Currently 2 difference classes of
cyclooxygenase (COX)-2 inhibitors,
coxibs and relatively selective
COX-2 inhibitors, are available for patients requiring nonsteroidal anti-inflammatory drug (
NSAID)
therapy; their gastroprotective effect is hardly directly compared. The aim of this study was to compare the gastroprotective effect of relatively selective
COX-2 inhibitors with
coxibs. MEDLINE, EMBASE, and the Cochrane Library (from their inception to March 2015) were searched for potential eligible studies. We included randomized controlled trials comparing
coxibs (
celecoxib,
etoricoxib,
parecoxib, and
lumiracoxib), relatively selective
COX-2 inhibitors (
nabumetone,
meloxicam, and
etodolac), and nonselective
NSAIDs with a study duration ≥ 4 weeks. Comparative effectiveness and safety data were pooled by Bayesian network meta-analysis. The primary outcomes were
ulcer complications and symptomatic
ulcer. Summary effect-size was calculated as risk ratio (RR), together with the 95% confidence interval (CI). This study included 36 trials with a total of 112,351 participants. Network meta-analyses indicated no significant difference between relatively selective
COX-2 inhibitors and
coxibs regarding
ulcer complications (RR, 1.38; 95% CI, 0.47-3.27), symptomatic
ulcer (RR, 1.02; 95% CI, 0.09-3.92), and endoscopic
ulcer (RR, 1.18; 95% CI, 0.37-2.96).

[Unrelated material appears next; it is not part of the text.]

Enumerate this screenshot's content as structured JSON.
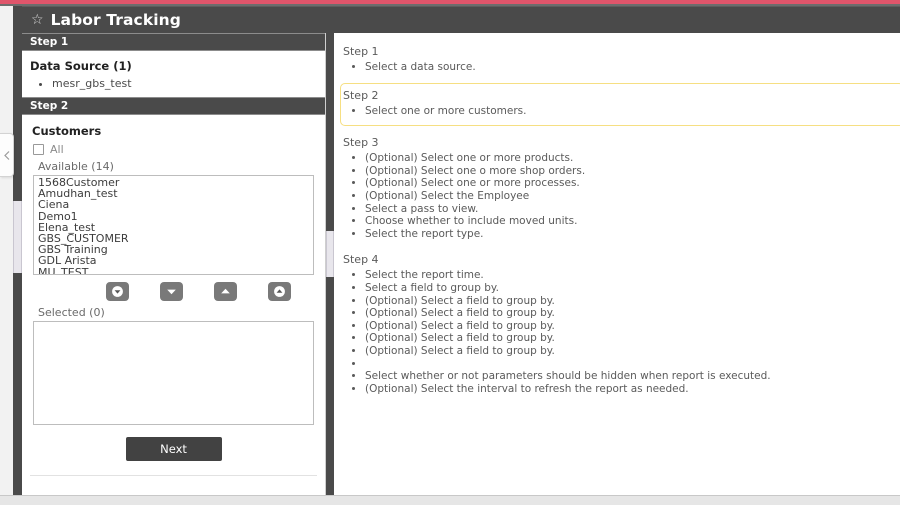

Network meta-analyses adjusting potential influential factors (age, sex, previous
ulcer disease, and follow-up time), and sensitivity analyses did not reveal any major change to the main results. Network meta-analyses suggested that relatively selective
COX-2 inhibitors and
coxibs were associated with comparable incidences of total adverse events (AEs) (RR, 1.09; 95% CI, 0.93-1.31), gastrointestinal AEs (RR, 1.04; 95% CI, 0.87-1.25), total withdrawals (RR, 1.00; 95% CI, 0.74-1.33), and gastrointestinal AE-related withdrawals (RR, 1.02; 95% CI, 0.57-1.74). Relatively selective
COX-2 inhibitors appear to be associated with similar gastroprotective effect and tolerability as
coxibs. Owing to the indirectness of the comparisons, future research is required to confirm the study conclusion.